Op 7 juli 2025 is de zaak op de zitting van deze rechtbank behandeld. Hierbij zijn verschenen:
  • de vader, bijgestaan door zijn advocaat;
  • de moeder, bijgestaan door haar advocaat en ondersteund door een tolk;
  • [naam] , namens de Raad voor de Kinderbescherming.

Feiten

- Partijen hebben een affectieve relatie met elkaar gehad.
- Zij zijn de ouders van de minderjarige [minderjarige] , geboren op
[geboortedatum] 2020 te [geboorteplaats] .
- De vader heeft [minderjarige] erkend.
- De moeder is van rechtswege alleen met het ouderlijk gezag over [minderjarige] belast.
- De ouders hebben de Bulgaarse nationaliteit.

Verzoek en verweer

De vader verzoekt:
- te bepalen dat de vader gezamenlijk met de moeder zal zijn belast met het ouderlijk gezag over [minderjarige] ;
- te bepalen dat aan de vader vervangende toestemming wordt verleend om met [minderjarige] te verhuizen naar [plaats 1] en haar in te schrijven bij de [gemeente] op het adres van de vader,
een en ander voor zover mogelijk met uitvoerbaarverklaring bij voorraad.
De moeder heeft verweer gevoerd. Welk verweer hierna – voor zover nodig – zal worden besproken.

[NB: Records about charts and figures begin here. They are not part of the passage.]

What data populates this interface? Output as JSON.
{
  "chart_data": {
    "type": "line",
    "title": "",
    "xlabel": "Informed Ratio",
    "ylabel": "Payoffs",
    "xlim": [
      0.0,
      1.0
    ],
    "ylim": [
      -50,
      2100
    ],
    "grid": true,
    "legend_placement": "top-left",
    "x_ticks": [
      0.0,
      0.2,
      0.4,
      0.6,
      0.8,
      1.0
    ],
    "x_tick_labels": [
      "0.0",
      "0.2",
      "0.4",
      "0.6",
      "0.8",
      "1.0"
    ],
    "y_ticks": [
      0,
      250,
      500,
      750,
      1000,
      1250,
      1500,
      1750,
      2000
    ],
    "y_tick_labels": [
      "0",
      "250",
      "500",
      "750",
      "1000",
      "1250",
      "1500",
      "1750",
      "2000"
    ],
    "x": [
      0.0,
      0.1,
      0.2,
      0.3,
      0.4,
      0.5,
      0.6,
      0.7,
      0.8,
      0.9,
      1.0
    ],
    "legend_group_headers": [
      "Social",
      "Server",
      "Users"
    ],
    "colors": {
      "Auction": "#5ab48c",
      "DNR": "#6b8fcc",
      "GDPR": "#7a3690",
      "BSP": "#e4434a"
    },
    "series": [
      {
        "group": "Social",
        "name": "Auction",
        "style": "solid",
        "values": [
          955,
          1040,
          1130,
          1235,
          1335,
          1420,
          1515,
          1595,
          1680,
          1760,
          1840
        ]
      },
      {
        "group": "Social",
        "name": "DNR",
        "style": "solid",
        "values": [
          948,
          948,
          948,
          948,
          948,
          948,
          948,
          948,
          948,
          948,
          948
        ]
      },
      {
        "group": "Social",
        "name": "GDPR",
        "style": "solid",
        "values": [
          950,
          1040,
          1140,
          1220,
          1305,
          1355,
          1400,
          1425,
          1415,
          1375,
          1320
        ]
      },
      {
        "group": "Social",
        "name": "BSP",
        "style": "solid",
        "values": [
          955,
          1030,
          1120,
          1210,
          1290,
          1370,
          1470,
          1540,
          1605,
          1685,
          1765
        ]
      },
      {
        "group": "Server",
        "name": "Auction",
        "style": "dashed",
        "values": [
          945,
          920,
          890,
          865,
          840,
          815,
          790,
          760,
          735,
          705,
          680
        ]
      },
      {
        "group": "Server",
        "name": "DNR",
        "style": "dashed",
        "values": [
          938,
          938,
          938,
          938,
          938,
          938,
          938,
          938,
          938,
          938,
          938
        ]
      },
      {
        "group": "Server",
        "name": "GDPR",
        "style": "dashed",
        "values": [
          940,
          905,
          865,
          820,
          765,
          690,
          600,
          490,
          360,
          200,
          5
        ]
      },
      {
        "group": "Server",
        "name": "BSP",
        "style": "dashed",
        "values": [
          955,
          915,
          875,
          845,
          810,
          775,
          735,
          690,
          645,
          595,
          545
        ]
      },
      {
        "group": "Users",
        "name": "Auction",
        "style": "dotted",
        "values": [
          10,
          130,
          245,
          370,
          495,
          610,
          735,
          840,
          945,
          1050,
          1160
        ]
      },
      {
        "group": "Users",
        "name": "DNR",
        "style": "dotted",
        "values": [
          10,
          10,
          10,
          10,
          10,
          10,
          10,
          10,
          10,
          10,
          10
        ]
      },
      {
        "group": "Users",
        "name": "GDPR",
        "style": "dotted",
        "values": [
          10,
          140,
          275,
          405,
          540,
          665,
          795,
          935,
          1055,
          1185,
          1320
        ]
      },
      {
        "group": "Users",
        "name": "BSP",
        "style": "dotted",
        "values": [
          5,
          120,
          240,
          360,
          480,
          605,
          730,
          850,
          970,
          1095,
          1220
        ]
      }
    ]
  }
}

Bovendien heeft de moeder zelfstandig verzocht:
- te bepalen dat de hoofdverblijfplaats van [minderjarige] bij de moeder wordt vastgesteld;
- de vader te verplichten volledige medewerking te verlenen aan de inschrijving
van [minderjarige] op het adres van de moeder;
- een zorgregeling vast te stellen waarbij [minderjarige] bij de moeder verblijft volgens een nader door de rechtbank te bepalen schema, dan wel een zodanige regeling te treffen die de rechtbank in het belang van [minderjarige] juist acht,
dan wel iedere andere beslissing te nemen die de rechtbank in het belang van [minderjarige] acht,
een en ander voor zover mogelijk met uitvoerbaarverklaring bij voorraad.

Beoordeling

Rechtsmacht en toepasselijk rechtNu de gewone verblijfplaats van [minderjarige] in Nederland is, is de Nederlandse rechter bevoegd om naar Nederlands recht te beslissen op de verzoeken.
GezagOp grond van het eerste lid van artikel 1:253c van het Burgerlijk Wetboek (BW) kan de tot het gezag bevoegde ouder van het kind, die nimmer het gezag gezamenlijk met de moeder uit wie het kind is geboren heeft uitgeoefend, de rechtbank verzoeken de ouders met het gezamenlijk gezag dan wel hem alleen met het gezag over het kind te belasten. Op grond van het tweede lid van dit artikel wordt, indien het verzoek ertoe strekt de ouders met het gezamenlijk gezag te belasten en de andere ouder daarmee niet instemt, het verzoek slechts afgewezen als a) er een onaanvaardbaar risico is dat het kind klem of verloren zou raken tussen de ouders en niet te verwachten is dat hierin binnen afzienbare tijd voldoende verbetering in zou komen, of b) afwijzing anderszins in het belang van het kind noodzakelijk is.
De rechtbank stelt voorop dat het uitgangspunt van de wetgever is dat het in het belang van het kind is dat de ouders gezamenlijk zijn belast met het gezag over hun kind. Hier kan alleen van worden afgeweken als sprake is van bijzondere omstandigheden die het gezamenlijk gezag onmogelijk maken of waardoor dit onwenselijk is. Daarbij is voor gezamenlijk gezag vereist dat de ouders daadwerkelijk in staat zijn tot een behoorlijk overleg ter zake van hun gezamenlijke gezagsuitoefening en dat zij beslissingen van enig belang over hun kind in gezamenlijk overleg kunnen nemen, althans ten minste in staat zijn vooraf afspraken te maken over situaties die zich rond het kind kunnen voordoen, zodanig dat het kind niet klem of verloren raakt tussen de ouders.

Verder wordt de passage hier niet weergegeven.